Research

We study language where the data runs out.

Beyondlex Research is a small group working on the parts of language modeling that high-resource AI has had the luxury of ignoring.

Active tracks

Four threads of work, each with its own internal research agenda. Publications and notes will appear here as they mature.

  1. 01

    Dialect representation

    How do you encode the boundary between two dialects when the boundary itself is gradient? Our work treats dialect as a continuous variable, not a label, and asks what that costs and what it buys.

  2. 02

    Low-resource modeling

    Pretraining at scale assumes the data exists. For most languages it does not. We study how far transfer, augmentation, and curated pretraining can carry a model when the corpus is measured in millions of tokens, not billions.

  3. 03

    Culturally grounded evaluation

    An evaluation that doesn't reflect how a language is actually used will reward the wrong models.
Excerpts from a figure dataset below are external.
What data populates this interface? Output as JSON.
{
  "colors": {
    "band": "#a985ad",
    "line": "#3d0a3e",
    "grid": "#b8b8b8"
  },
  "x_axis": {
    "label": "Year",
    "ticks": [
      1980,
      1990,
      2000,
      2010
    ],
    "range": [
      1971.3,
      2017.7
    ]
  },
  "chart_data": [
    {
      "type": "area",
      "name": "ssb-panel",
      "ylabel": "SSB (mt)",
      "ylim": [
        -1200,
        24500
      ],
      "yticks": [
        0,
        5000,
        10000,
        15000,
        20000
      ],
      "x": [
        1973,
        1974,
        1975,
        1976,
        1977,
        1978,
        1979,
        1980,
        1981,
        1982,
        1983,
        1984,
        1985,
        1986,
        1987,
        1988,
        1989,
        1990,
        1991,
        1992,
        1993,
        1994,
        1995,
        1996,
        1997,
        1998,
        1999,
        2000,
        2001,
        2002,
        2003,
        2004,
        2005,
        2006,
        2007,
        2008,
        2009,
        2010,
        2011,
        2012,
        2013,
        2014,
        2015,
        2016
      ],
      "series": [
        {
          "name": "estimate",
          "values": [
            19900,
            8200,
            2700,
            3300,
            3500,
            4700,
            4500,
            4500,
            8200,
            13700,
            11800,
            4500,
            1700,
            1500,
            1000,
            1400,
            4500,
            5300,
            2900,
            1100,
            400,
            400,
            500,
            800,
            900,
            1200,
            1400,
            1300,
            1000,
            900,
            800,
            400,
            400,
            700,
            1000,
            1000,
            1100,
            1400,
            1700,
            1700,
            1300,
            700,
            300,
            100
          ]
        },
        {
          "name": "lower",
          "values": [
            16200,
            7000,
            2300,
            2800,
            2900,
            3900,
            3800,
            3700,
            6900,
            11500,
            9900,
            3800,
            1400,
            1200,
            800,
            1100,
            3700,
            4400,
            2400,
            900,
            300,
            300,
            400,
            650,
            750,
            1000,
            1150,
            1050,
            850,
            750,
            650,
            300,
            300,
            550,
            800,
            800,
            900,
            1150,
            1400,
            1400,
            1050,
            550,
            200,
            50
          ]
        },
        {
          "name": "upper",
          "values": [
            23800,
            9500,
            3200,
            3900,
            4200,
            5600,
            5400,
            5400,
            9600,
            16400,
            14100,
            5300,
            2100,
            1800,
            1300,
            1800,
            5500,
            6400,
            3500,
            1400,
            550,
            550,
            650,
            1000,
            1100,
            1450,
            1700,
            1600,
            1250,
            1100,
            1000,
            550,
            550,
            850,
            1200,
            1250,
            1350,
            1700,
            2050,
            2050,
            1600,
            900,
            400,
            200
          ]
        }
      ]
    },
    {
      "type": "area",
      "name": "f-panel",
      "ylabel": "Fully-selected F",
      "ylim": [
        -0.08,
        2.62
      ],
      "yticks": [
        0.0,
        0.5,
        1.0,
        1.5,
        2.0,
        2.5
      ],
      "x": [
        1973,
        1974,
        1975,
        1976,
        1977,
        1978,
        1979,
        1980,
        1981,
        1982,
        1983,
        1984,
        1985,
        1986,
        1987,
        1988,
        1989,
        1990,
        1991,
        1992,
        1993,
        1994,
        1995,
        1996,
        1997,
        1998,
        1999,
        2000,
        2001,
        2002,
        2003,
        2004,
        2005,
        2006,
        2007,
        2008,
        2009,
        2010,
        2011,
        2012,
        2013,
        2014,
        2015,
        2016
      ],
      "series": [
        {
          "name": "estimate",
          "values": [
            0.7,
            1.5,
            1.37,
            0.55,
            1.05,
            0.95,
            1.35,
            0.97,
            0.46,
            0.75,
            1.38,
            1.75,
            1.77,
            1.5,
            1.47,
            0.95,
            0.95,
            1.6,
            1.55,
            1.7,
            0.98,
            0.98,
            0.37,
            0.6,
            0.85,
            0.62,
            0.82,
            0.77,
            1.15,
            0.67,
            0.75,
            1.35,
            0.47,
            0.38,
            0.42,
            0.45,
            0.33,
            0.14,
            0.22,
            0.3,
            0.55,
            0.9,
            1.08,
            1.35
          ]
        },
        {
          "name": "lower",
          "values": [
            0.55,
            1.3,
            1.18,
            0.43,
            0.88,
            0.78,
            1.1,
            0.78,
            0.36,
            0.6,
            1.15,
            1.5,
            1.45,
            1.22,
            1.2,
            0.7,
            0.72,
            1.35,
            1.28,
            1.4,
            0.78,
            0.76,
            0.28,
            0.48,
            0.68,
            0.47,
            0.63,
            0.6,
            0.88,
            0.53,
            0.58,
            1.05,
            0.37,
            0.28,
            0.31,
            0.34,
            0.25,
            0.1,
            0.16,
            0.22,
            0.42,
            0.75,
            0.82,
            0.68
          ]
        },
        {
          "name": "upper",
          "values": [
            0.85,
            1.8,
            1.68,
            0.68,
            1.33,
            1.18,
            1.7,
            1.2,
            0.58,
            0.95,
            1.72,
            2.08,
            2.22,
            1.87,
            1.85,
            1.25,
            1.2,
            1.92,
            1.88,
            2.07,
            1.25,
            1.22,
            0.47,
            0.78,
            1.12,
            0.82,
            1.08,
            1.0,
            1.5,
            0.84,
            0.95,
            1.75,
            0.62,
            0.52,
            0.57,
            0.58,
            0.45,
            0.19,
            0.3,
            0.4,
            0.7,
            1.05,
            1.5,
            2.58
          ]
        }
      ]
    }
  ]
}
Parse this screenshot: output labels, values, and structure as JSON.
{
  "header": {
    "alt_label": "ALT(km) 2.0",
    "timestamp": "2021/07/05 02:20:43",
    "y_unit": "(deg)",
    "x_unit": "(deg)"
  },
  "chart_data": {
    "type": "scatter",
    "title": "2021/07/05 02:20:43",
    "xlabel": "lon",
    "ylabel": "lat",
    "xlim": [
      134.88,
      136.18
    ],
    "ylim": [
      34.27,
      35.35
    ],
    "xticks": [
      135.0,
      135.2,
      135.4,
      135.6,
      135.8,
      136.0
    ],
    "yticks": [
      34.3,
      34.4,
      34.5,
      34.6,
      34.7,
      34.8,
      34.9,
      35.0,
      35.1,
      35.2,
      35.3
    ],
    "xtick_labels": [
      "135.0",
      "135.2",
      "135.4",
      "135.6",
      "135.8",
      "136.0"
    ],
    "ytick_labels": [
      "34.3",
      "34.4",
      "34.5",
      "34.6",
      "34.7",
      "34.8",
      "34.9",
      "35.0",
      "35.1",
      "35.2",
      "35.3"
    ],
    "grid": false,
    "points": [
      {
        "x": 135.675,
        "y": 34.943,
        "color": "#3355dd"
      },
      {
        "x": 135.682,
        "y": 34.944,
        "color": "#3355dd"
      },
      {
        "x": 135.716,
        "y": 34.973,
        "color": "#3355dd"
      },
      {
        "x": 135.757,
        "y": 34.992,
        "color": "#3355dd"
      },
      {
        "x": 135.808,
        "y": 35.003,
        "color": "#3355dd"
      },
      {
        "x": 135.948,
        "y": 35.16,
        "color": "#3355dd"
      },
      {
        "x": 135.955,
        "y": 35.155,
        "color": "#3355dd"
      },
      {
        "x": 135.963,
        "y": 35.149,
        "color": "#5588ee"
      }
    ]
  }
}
We build evaluations with the speech communities themselves — not translated benchmarks borrowed from English.

  4. 04

    Alignment in low-resource settings

    Most alignment research presumes English-language norms and English-language reviewers. We study how preference data, refusal behaviors, and instruction-following transfer — and where they break — across dialects.

Publications, in time.

We are deliberate about what we publish and when. As work clears review, papers, datasets, and reproducible artifacts will be linked from this page.